We’re ready to execute some migrations! For the sake of conciseness, we’re going to apply the changes using SQLite, which only requires a file path where the information is persisted, but almost every database on Earth is actually supported. In this simple case, we kindly ask Gradle to execute the flywayMigrate task on the given URL, and ask for additional logs with the -i option.

gradle flywayMigrate -Dflyway.url=jdbc:sqlite:file.db -i

The outcome explains that a new schema is created and brought to version 2.

Creating Schema History table "main"."flyway_schema_history" ...
Current version of schema "main": << Empty Schema >>
Migrating schema "main" to version "1"
Migrating schema "main" to version "2"
Successfully applied 2 migrations to schema "main", now at version v2 (execution time 00:00.005s)

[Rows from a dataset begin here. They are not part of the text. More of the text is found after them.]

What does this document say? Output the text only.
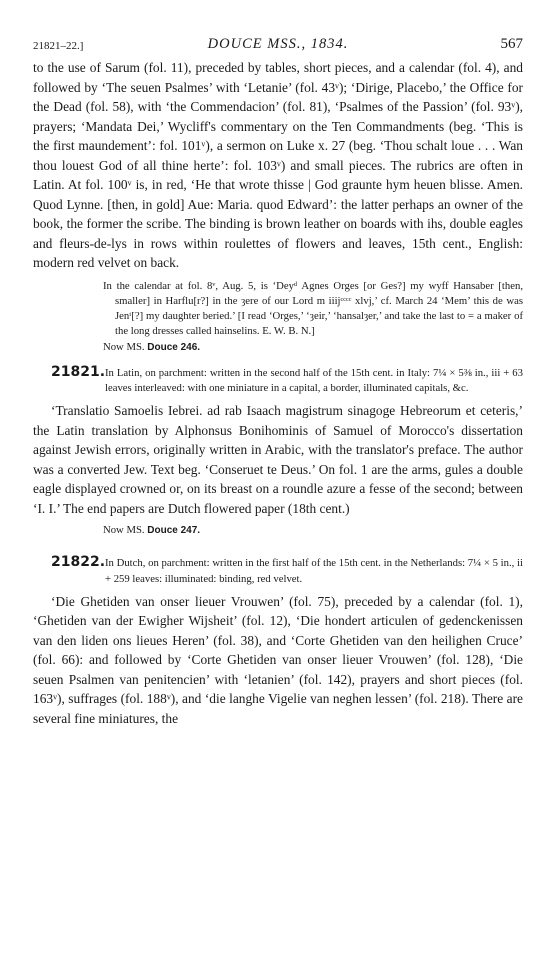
21821–22.]	DOUCE MSS., 1834.	567

to the use of Sarum (fol. 11), preceded by tables, short pieces, and a calendar (fol. 4), and followed by ‘The seuen Psalmes’ with ‘Letanie’ (fol. 43ᵛ); ‘Dirige, Placebo,’ the Office for the Dead (fol. 58), with ‘the Commendacion’ (fol. 81), ‘Psalmes of the Passion’ (fol. 93ᵛ), prayers; ‘Mandata Dei,’ Wycliff's commentary on the Ten Commandments (beg. ‘This is the first maundement’: fol. 101ᵛ), a sermon on Luke x. 27 (beg. ‘Thou schalt loue . . . Wan thou louest God of all thine herte’: fol. 103ᵛ) and small pieces. The rubrics are often in Latin. At fol. 100ᵛ is, in red, ‘He that wrote thisse | God graunte hym heuen blisse. Amen. Quod Lynne. [then, in gold] Aue: Maria. quod Edward’: the latter perhaps an owner of the book, the former the scribe. The binding is brown leather on boards with ihs, double eagles and fleurs-de-lys in rows within roulettes of flowers and leaves, 15th cent., English: modern red velvet on back.

In the calendar at fol. 8ᵛ, Aug. 5, is ‘Deyᵈ Agnes Orges [or Ges?] my wyff Hansaber [then, smaller] in Harflu[r?] in the ȝere of our Lord m iiijᶜᶜᶜᶜ xlvj,’ cf. March 24 ‘Mem’ this de was Jenᵗ[?] my daughter beried.’ [I read ‘Orges,’ ‘ȝeir,’ ‘hansalȝer,’ and take the last to = a maker of the long dresses called hainselins. E. W. B. N.]

Now MS. Douce 246.

21821. In Latin, on parchment: written in the second half of the 15th cent. in Italy: 7¼ × 5⅜ in., iii + 63 leaves interleaved: with one miniature in a capital, a border, illuminated capitals, &c.

‘Translatio Samoelis Iebrei. ad rab Isaach magistrum sinagoge Hebreorum et ceteris,’ the Latin translation by Alphonsus Bonihominis of Samuel of Morocco's dissertation against Jewish errors, originally written in Arabic, with the translator's preface. The author was a converted Jew. Text beg. ‘Conseruet te Deus.’ On fol. 1 are the arms, gules a double eagle displayed crowned or, on its breast on a roundle azure a fesse of the second; between ‘I. I.’ The end papers are Dutch flowered paper (18th cent.)

Now MS. Douce 247.

21822. In Dutch, on parchment: written in the first half of the 15th cent. in the Netherlands: 7¼ × 5 in., ii + 259 leaves: illuminated: binding, red velvet.

‘Die Ghetiden van onser lieuer Vrouwen’ (fol. 75), preceded by a calendar (fol. 1), ‘Ghetiden van der Ewigher Wijsheit’ (fol. 12), ‘Die hondert articulen of gedenckenissen van den liden ons lieues Heren’ (fol. 38), and ‘Corte Ghetiden van den heilighen Cruce’ (fol. 66): and followed by ‘Corte Ghetiden van onser lieuer Vrouwen’ (fol. 128), ‘Die seuen Psalmen van penitencien’ with ‘letanien’ (fol. 142), prayers and short pieces (fol. 163ᵛ), suffrages (fol. 188ᵛ), and ‘die langhe Vigelie van neghen lessen’ (fol. 218). There are several fine miniatures, the
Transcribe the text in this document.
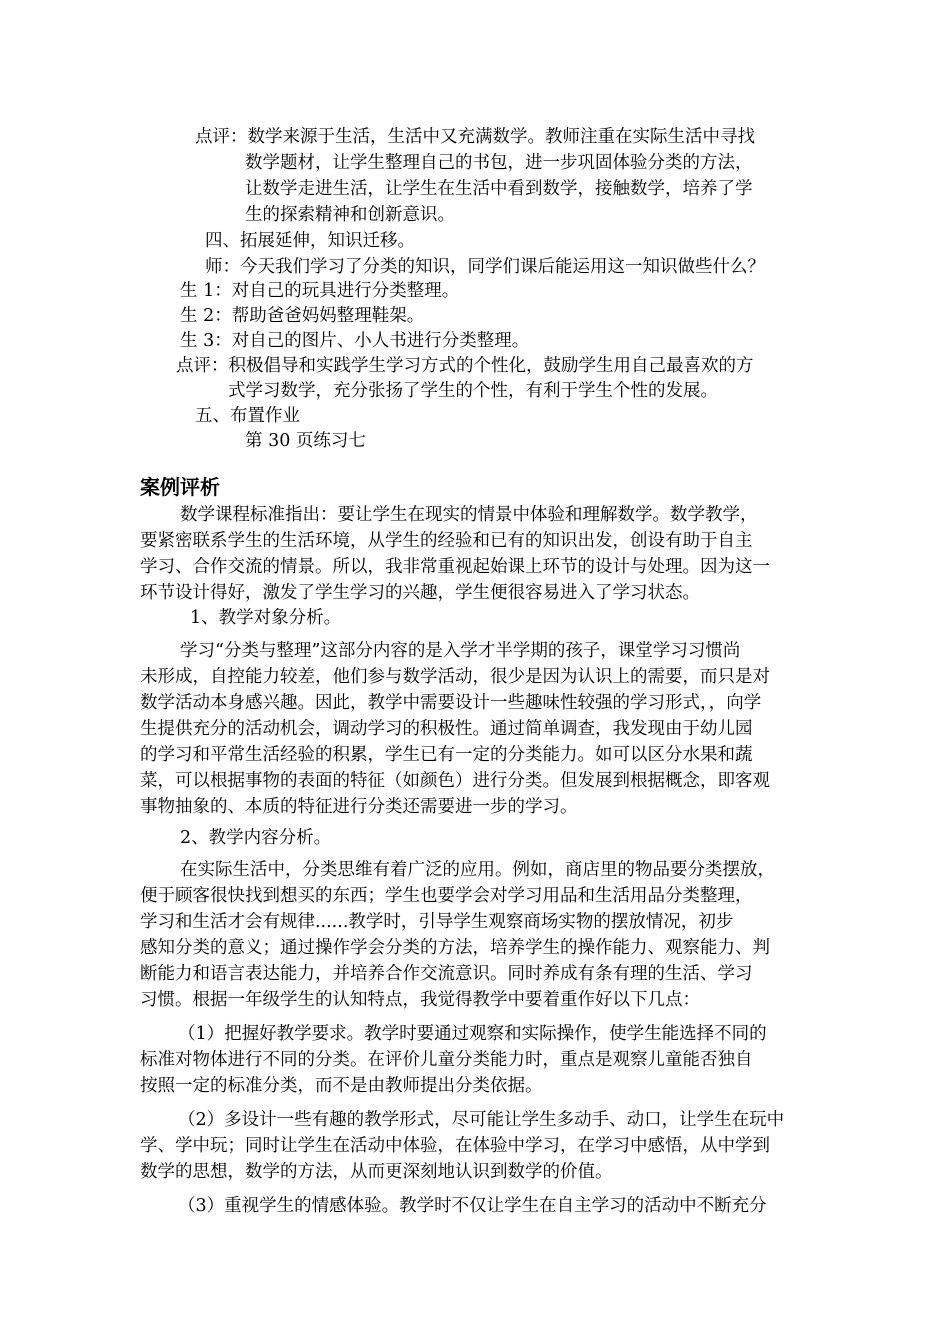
点评：数学来源于生活，生活中又充满数学。教师注重在实际生活中寻找
数学题材，让学生整理自己的书包，进一步巩固体验分类的方法，
让数学走进生活，让学生在生活中看到数学，接触数学，培养了学
生的探索精神和创新意识。
四、拓展延伸，知识迁移。
师：今天我们学习了分类的知识，同学们课后能运用这一知识做些什么？
生 1：对自己的玩具进行分类整理。
生 2：帮助爸爸妈妈整理鞋架。
生 3：对自己的图片、小人书进行分类整理。
点评：积极倡导和实践学生学习方式的个性化，鼓励学生用自己最喜欢的方
式学习数学，充分张扬了学生的个性，有利于学生个性的发展。
五、布置作业
第 30 页练习七
案例评析
数学课程标准指出：要让学生在现实的情景中体验和理解数学。数学教学，
要紧密联系学生的生活环境，从学生的经验和已有的知识出发，创设有助于自主
学习、合作交流的情景。所以，我非常重视起始课上环节的设计与处理。因为这一
环节设计得好，激发了学生学习的兴趣，学生便很容易进入了学习状态。
1、教学对象分析。
学习“分类与整理”这部分内容的是入学才半学期的孩子，课堂学习习惯尚
未形成，自控能力较差，他们参与数学活动，很少是因为认识上的需要，而只是对
数学活动本身感兴趣。因此，教学中需要设计一些趣味性较强的学习形式，，向学
生提供充分的活动机会，调动学习的积极性。通过简单调查，我发现由于幼儿园
的学习和平常生活经验的积累，学生已有一定的分类能力。如可以区分水果和蔬
菜，可以根据事物的表面的特征（如颜色）进行分类。但发展到根据概念，即客观
事物抽象的、本质的特征进行分类还需要进一步的学习。
2、教学内容分析。
在实际生活中，分类思维有着广泛的应用。例如，商店里的物品要分类摆放，
便于顾客很快找到想买的东西；学生也要学会对学习用品和生活用品分类整理，
学习和生活才会有规律......教学时，引导学生观察商场实物的摆放情况，初步
感知分类的意义；通过操作学会分类的方法，培养学生的操作能力、观察能力、判
断能力和语言表达能力，并培养合作交流意识。同时养成有条有理的生活、学习
习惯。根据一年级学生的认知特点，我觉得教学中要着重作好以下几点：
（1）把握好教学要求。教学时要通过观察和实际操作，使学生能选择不同的
标准对物体进行不同的分类。在评价儿童分类能力时，重点是观察儿童能否独自
按照一定的标准分类，而不是由教师提出分类依据。
（2）多设计一些有趣的教学形式，尽可能让学生多动手、动口，让学生在玩中
学、学中玩；同时让学生在活动中体验，在体验中学习，在学习中感悟，从中学到
数学的思想，数学的方法，从而更深刻地认识到数学的价值。
（3）重视学生的情感体验。教学时不仅让学生在自主学习的活动中不断充分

You can try to execute the same command again, but then no changes are required, so no migration is performed.

Current version of schema "main": 2
Schema "main" is up to date. No migration necessary.

Your project is now set up for evolving schemas. Any additional changes go into subsequent V3.sqm, V4.sqm, and so on. In most cases, the queries and operations in the .sq file don’t need changes; if they do, this is a good alert of possible breaking changes in your schema. For example, if we’ve marked the year column as NOT NULL, the newPersonInTown operation would no longer be correct, because our definition specifies no value for that column.